Coach Tony Granato is scrambling in his search for productive line combinations. Players seem somewhat mystified, too. After all, even with all the injuries, the Avalanche has plenty of talent. But guys like Ryan Smyth and Milan Hejduk are not finding the back of the net.

"We have guys who can score goals, but it's just not happening right now. It's frustrating. It's not like we don't work hard, but maybe sometimes we just squeeze the sticks too hard."
-- Milan Hejduk

"We have guys who can score goals, but it's just not happening right now," Hejduk told the Denver Post. "It's frustrating. It's not like we don't work hard, but maybe sometimes we just squeeze the sticks too hard."

It also didn't help that the Avalanche fell behind early by two goals in the Minnesota games. Trying to rally against the stingy Wild is a losing formula.

"I thought we played hard, but they capitalized on their first power play," Granato told the Post. "The way that team plays when they get a lead, they're pretty tough to penetrate. They're one of the better defensive teams in the NHL, and they have been for a long time."

All of this said, the Avalanche continue to hang around the fringes of the playoff race, which is probably all they can hope for until some of the injured players get healthy.

Shark hunting -- On the other hand, the Flames looked pretty darn good in a win against the Sharks Tuesday night.

San Jose lost only four games in regulation in the first three months of the season. This month, Northwest Division teams get numerous chances to show they can play with arguably the best team in the NHL.

The Flames, who lost 6-1 at San Jose in November, hosted the Sharks Tuesday night and they turned in a dominant performance, winning 5-2. In the first period, the Flames grabbed a 3-0 lead and took the first 15 shots of the game. Since the loss at San Jose two months ago, the Flames are 15-4-3.

From Calgary, the Sharks traveled up the road to Edmonton for a game there Friday, followed by a game 24 hours later in Vancouver. The Flames and Canucks also have games in San Jose later this month, and the Sharks visit Colorado at month's end.

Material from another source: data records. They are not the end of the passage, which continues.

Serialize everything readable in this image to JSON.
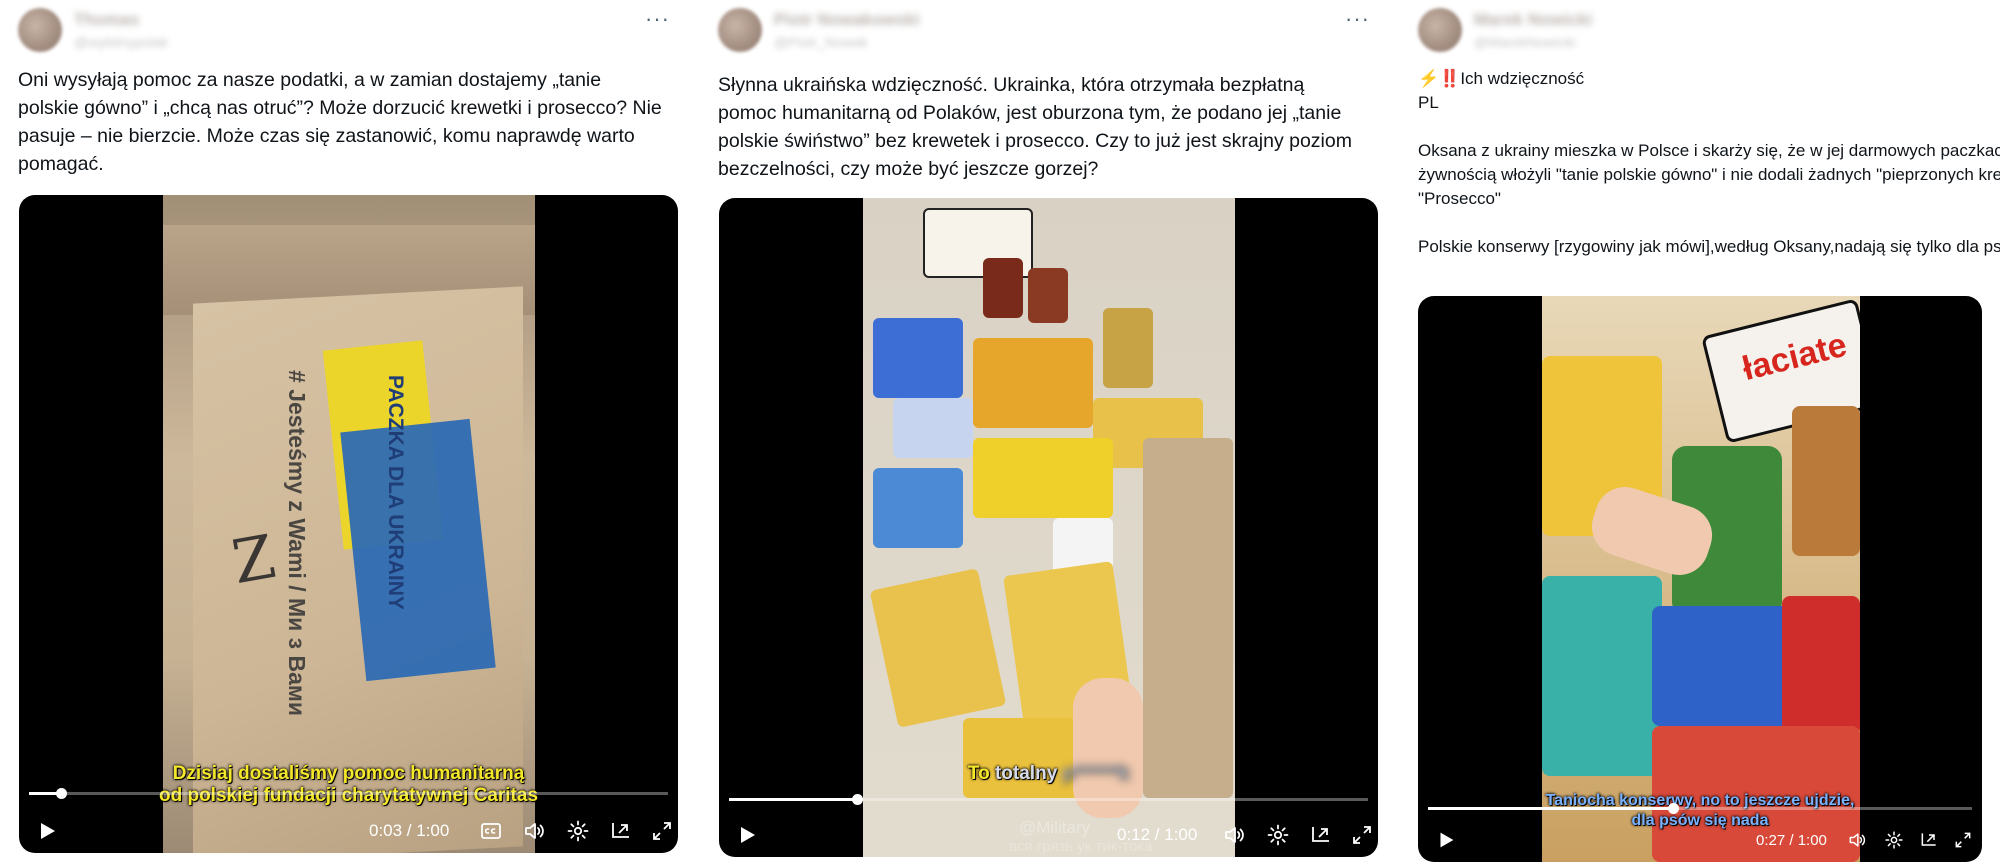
{
  "posts": [
    {
      "more_label": "···",
      "name": "Thomas",
      "handle": "@wybitnypolak",
      "text": "Oni wysyłają pomoc za nasze podatki, a w zamian dostajemy „tanie polskie gówno” i „chcą nas otruć”? Może dorzucić krewetki i prosecco? Nie pasuje – nie bierzcie. Może czas się zastanowić, komu naprawdę warto pomagać.",
      "video": {
        "box_print_left": "# Jesteśmy z Wami / Ми з Вами",
        "box_print_right": "PACZKA DLA UKRAINY",
        "box_scribble": "Z",
        "caption_line1": "Dzisiaj dostaliśmy pomoc humanitarną",
        "caption_line2": "od polskiej fundacji charytatywnej Caritas",
        "time": "0:03 / 1:00",
        "progress": 0.05,
        "has_cc": true
      }
    },
    {
      "more_label": "···",
      "name": "Piotr Nowakowski",
      "handle": "@Piotr_Nowak",
      "text": "Słynna ukraińska wdzięczność. Ukrainka, która otrzymała bezpłatną pomoc humanitarną od Polaków,  jest oburzona tym, że podano jej „tanie polskie świństwo” bez krewetek i prosecco. Czy to już jest skrajny poziom bezczelności, czy może być jeszcze gorzej?",
      "video": {
        "caption_lead": "To",
        "caption_word": "totalny",
        "caption_blurred": "p******k",
        "watermark": "@Military",
        "watermark2": "вся грязь ук  тик-тока",
        "time": "0:12 / 1:00",
        "progress": 0.2,
        "has_cc": false
      }
    },
    {
      "more_label": "···",
      "name": "Marek Nowicki",
      "handle": "@MarekNowicki",
      "text": "⚡‼️Ich wdzięczność\nPL\n\nOksana z ukrainy mieszka w Polsce i skarży się, że w jej darmowych paczkach z żywnością włożyli \"tanie polskie gówno\" i nie dodali żadnych \"pieprzonych krewetek\" i \"Prosecco\"\n\nPolskie konserwy [rzygowiny jak mówi],według Oksany,nadają się tylko dla psów",
      "video": {
        "pack_label": "łaciate",
        "caption_line1": "Taniocha konserwy, no to jeszcze ujdzie,",
        "caption_line2": "dla psów się nada",
        "time": "0:27 / 1:00",
        "progress": 0.45,
        "has_cc": false
      }
    }
  ],
  "icons": [
    "ellipsis-icon",
    "play-icon",
    "cc-icon",
    "volume-icon",
    "settings-icon",
    "pip-icon",
    "fullscreen-icon"
  ]
}
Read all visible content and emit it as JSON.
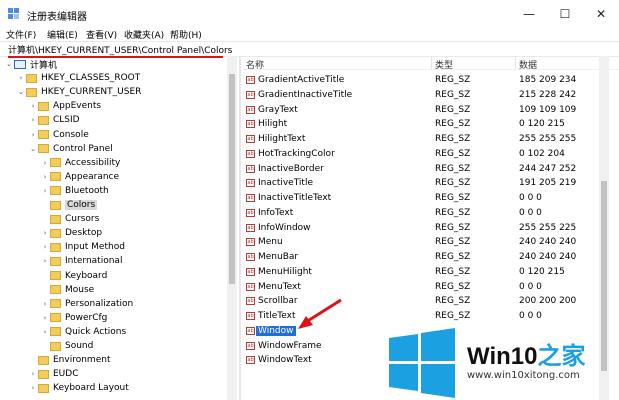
{
  "window": {
    "title": "注册表编辑器",
    "minimize": "—",
    "maximize": "☐",
    "close": "✕"
  },
  "menu": [
    "文件(F)",
    "编辑(E)",
    "查看(V)",
    "收藏夹(A)",
    "帮助(H)"
  ],
  "address": "计算机\\HKEY_CURRENT_USER\\Control Panel\\Colors",
  "tree": [
    {
      "label": "计算机",
      "exp": "⌄",
      "type": "computer",
      "depth": 0
    },
    {
      "label": "HKEY_CLASSES_ROOT",
      "exp": "›",
      "depth": 1
    },
    {
      "label": "HKEY_CURRENT_USER",
      "exp": "⌄",
      "depth": 1
    },
    {
      "label": "AppEvents",
      "exp": "›",
      "depth": 2
    },
    {
      "label": "CLSID",
      "exp": "›",
      "depth": 2
    },
    {
      "label": "Console",
      "exp": "›",
      "depth": 2
    },
    {
      "label": "Control Panel",
      "exp": "⌄",
      "depth": 2
    },
    {
      "label": "Accessibility",
      "exp": "›",
      "depth": 3
    },
    {
      "label": "Appearance",
      "exp": "›",
      "depth": 3
    },
    {
      "label": "Bluetooth",
      "exp": "›",
      "depth": 3
    },
    {
      "label": "Colors",
      "exp": "",
      "depth": 3,
      "selected": true
    },
    {
      "label": "Cursors",
      "exp": "",
      "depth": 3
    },
    {
      "label": "Desktop",
      "exp": "›",
      "depth": 3
    },
    {
      "label": "Input Method",
      "exp": "›",
      "depth": 3
    },
    {
      "label": "International",
      "exp": "›",
      "depth": 3
    },
    {
      "label": "Keyboard",
      "exp": "",
      "depth": 3
    },
    {
      "label": "Mouse",
      "exp": "",
      "depth": 3
    },
    {
      "label": "Personalization",
      "exp": "›",
      "depth": 3
    },
    {
      "label": "PowerCfg",
      "exp": "›",
      "depth": 3
    },
    {
      "label": "Quick Actions",
      "exp": "›",
      "depth": 3
    },
    {
      "label": "Sound",
      "exp": "",
      "depth": 3
    },
    {
      "label": "Environment",
      "exp": "",
      "depth": 2
    },
    {
      "label": "EUDC",
      "exp": "›",
      "depth": 2
    },
    {
      "label": "Keyboard Layout",
      "exp": "›",
      "depth": 2
    }
  ],
  "columns": {
    "name": "名称",
    "type": "类型",
    "data": "数据"
  },
  "values": [
    {
      "name": "GradientActiveTitle",
      "type": "REG_SZ",
      "data": "185 209 234"
    },
    {
      "name": "GradientInactiveTitle",
      "type": "REG_SZ",
      "data": "215 228 242"
    },
    {
      "name": "GrayText",
      "type": "REG_SZ",
      "data": "109 109 109"
    },
    {
      "name": "Hilight",
      "type": "REG_SZ",
      "data": "0 120 215"
    },
    {
      "name": "HilightText",
      "type": "REG_SZ",
      "data": "255 255 255"
    },
    {
      "name": "HotTrackingColor",
      "type": "REG_SZ",
      "data": "0 102 204"
    },
    {
      "name": "InactiveBorder",
      "type": "REG_SZ",
      "data": "244 247 252"
    },
    {
      "name": "InactiveTitle",
      "type": "REG_SZ",
      "data": "191 205 219"
    },
    {
      "name": "InactiveTitleText",
      "type": "REG_SZ",
      "data": "0 0 0"
    },
    {
      "name": "InfoText",
      "type": "REG_SZ",
      "data": "0 0 0"
    },
    {
      "name": "InfoWindow",
      "type": "REG_SZ",
      "data": "255 255 225"
    },
    {
      "name": "Menu",
      "type": "REG_SZ",
      "data": "240 240 240"
    },
    {
      "name": "MenuBar",
      "type": "REG_SZ",
      "data": "240 240 240"
    },
    {
      "name": "MenuHilight",
      "type": "REG_SZ",
      "data": "0 120 215"
    },
    {
      "name": "MenuText",
      "type": "REG_SZ",
      "data": "0 0 0"
    },
    {
      "name": "Scrollbar",
      "type": "REG_SZ",
      "data": "200 200 200"
    },
    {
      "name": "TitleText",
      "type": "REG_SZ",
      "data": "0 0 0"
    },
    {
      "name": "Window",
      "type": "",
      "data": "",
      "selected": true
    },
    {
      "name": "WindowFrame",
      "type": "",
      "data": ""
    },
    {
      "name": "WindowText",
      "type": "",
      "data": ""
    }
  ],
  "reg_icon_text": "ab",
  "logo": {
    "brand": "Win10",
    "brand_suffix": "之家",
    "url": "www.win10xitong.com"
  },
  "colors": {
    "accent": "#1f6fd6",
    "arrow": "#e0101b",
    "logo_blue": "#1ba1e2"
  }
}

The Northwest Division has fared reasonably well so far against San Jose. In the one previous meeting between the Sharks and Oilers, Edmonton came away with a 3-2 overtime win in San Jose. Minnesota lost 3-1 to the Sharks early in the season but scored a 3-2 overtime win over the Sharks on New Year's Eve.

The Sharks beat the Avalanche, 5-3, in November in the first meeting between those teams. San Jose routed the Canucks, 5-0, last month.

As for the Red Wings, the other top team in the West, Calgary is 0-1-1, Colorado is 2-0, Edmonton is 0-2, Vancouver was 2-2 and Minnesota is 0-0-1. All told against the Sharks and Wings, the division is 7-9-2.